Aristoteles berichtet, Pythagoras sei von den Krotoniaten Apollon Hyperboreios genannt worden. Weiter sagt er: Pythagoras wurde einst an ein und demselben Tage und zu ein und derselben Stunde von vielen Menschen sowohl in Metapont als auch in Kroton gesehen und in Olympia, wo er sich während der Spiele erhob und einen seiner Schenkel zeigte, der golden war. Aristoteles erzählt auch: Als Pythagoras einmal den Kosa überschritt, habe der Fluss ihn begrüßt, und viele hätten, so sagt er, diesen Gruß gehört.
Es war nicht möglich, ihm gegenüber irgend etwas in Zweifel zu ziehen oder über etwas, was er gesagt hatte, weitere Fragen zu stellen; man hörte damals auf seine Worte wie auf ein göttliches Orakel. Wenn er in den Städten umherreiste, verbreitete sich der Ruf, Pythagoras sei nicht gekommen, um zu lehren, sondern um zu heilen.
Hat Pythagoras die Philosophie erfunden?
Liebhaber oder Angeber?
Pythagoras ist nach alter Überlieferung derjenige, der zuerst das Wort Philosophie in dem uns geläufigen Sinne verwendete. Es erschien ihm nämlich anmaßend, sich nach der bis dahin üblichen Manier einen sophos, dass18:08 28.03.2006 heißt einen Weisen, zu nennen, und so nannte er sich bescheidener einen philosophos, einen Freund oder Liebenden der Weisheit.
Manch einer sieht das allerdings ganz anders: Nicht Selbstbescheidung ist es, die Pythagoras das Wort Philosoph für sich selbst verwenden lässt, ausschlaggebend dürfte vielmehr das Bedürfnis gewesen sein, die eigene überragende Klugheit und Einsicht von den vielen anderen "Könnerschaften" - dies der ursprüngliche Sinn von sophia - zu unterscheiden und sich vielleicht außerdem von den älteren, noch nicht zu gleicher Höhe gelangten Weisen abzugrenzen.

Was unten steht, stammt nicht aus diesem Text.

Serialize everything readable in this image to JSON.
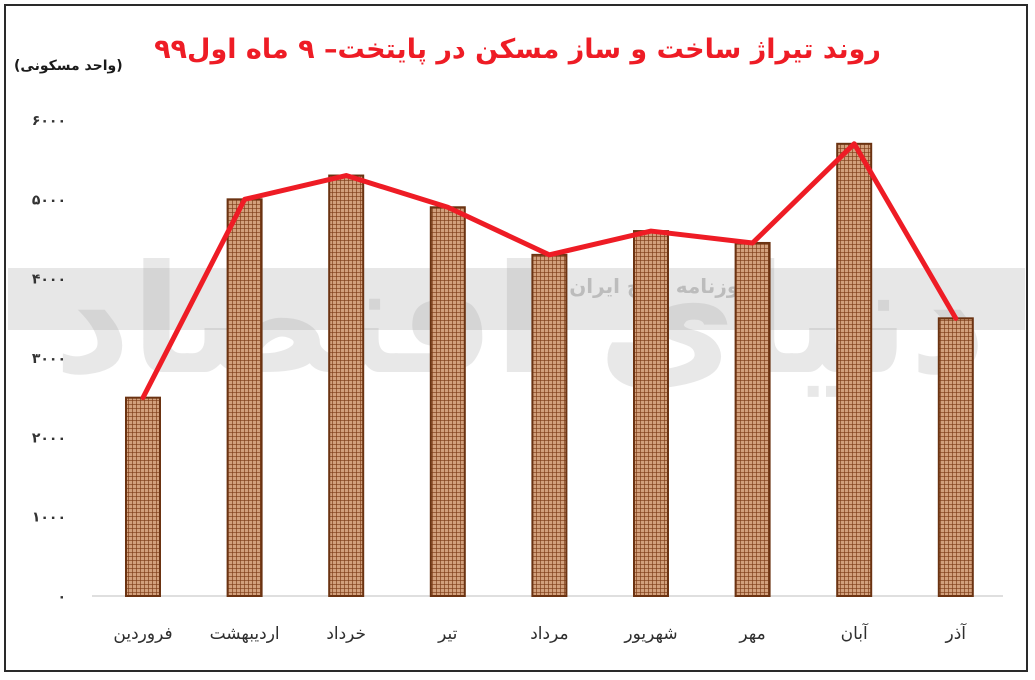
{
  "chart_data": {
    "type": "bar",
    "title": "روند تیراژ ساخت و ساز مسکن در پایتخت– ۹ ماه اول۹۹",
    "ylabel": "(واحد مسکونی)",
    "xlabel": "",
    "categories": [
      "فروردین",
      "اردیبهشت",
      "خرداد",
      "تیر",
      "مرداد",
      "شهریور",
      "مهر",
      "آبان",
      "آذر"
    ],
    "values": [
      2500,
      5000,
      5300,
      4900,
      4300,
      4600,
      4450,
      5700,
      3500
    ],
    "ylim": [
      0,
      6000
    ],
    "yticks": [
      {
        "value": 0,
        "label": "۰"
      },
      {
        "value": 1000,
        "label": "۱۰۰۰"
      },
      {
        "value": 2000,
        "label": "۲۰۰۰"
      },
      {
        "value": 3000,
        "label": "۳۰۰۰"
      },
      {
        "value": 4000,
        "label": "۴۰۰۰"
      },
      {
        "value": 5000,
        "label": "۵۰۰۰"
      },
      {
        "value": 6000,
        "label": "۶۰۰۰"
      }
    ],
    "line_overlay": true,
    "grid": false,
    "colors": {
      "bar_fill": "#d2a07c",
      "bar_grid": "#7b3a15",
      "bar_border": "#6b3312",
      "line": "#ee1c25",
      "title": "#ee1c25"
    }
  },
  "watermark": {
    "text": "دنیای اقتصاد",
    "subtitle": "روزنامه صبح ایران"
  }
}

Cicero berichtet in seinen Gesprächen in Tusculum, dass Pythagoras vom
Fürsten von Phleius gefragt worden sei, "wer denn die Philosophen
seien und was sie von den andern Menschen unterscheide. Pythagoras habe geantwortet,
das Leben der Menschen scheine ihm gleich zu sein wie jener Markt, der im ganzen
Glanz der Spiele und in der Anwesenheit ganz Griechenlands abgehalten zu werden
pflege. Denn wie dort die einen mit trainierten Körpern den Ruhm und die
Ehre eines Kranzes erstrebten, andere mit Aussicht auf Gewinn und Profit durch
Kauf und Verkauf angelockt würden und es endlich eine besondere Gruppe
gebe, die die vornehmste sei und weder nach Beifall noch nach Gewinn strebe,
sondern um des Schauens willen gekommen sei und aufmerksam betrachte, was geschehe
und wie, ebenso seien auch wir gleichsam aus einer Stadt in irgendeinen belebten
Markt gekommen, nämlich in dieses Leben aus einem andern Leben und einer
andern Natur, und die einen dienten nun dem Ruhme, die andern dem Geld. Es gebe
aber einige seltene, die alles andere verachteten und die Natur der Dinge aufmerksam
betrachteten. Diese nennten sich Liebhaber der Weisheit, eben Philosophen. Und
wie jenes das vornehmste sei, zuzuschauen ohne für sich etwas zu erstreben,
so rage auch im Leben die Betrachtung und Erkenntnis der Dinge weit über
alle anderen Beschäftigungen hinaus."
Cicero (1998): Gespräche in Tusculum. liber quintus. cap. 8,9. Übersetzt von Olof Gigon. Düsseldorf.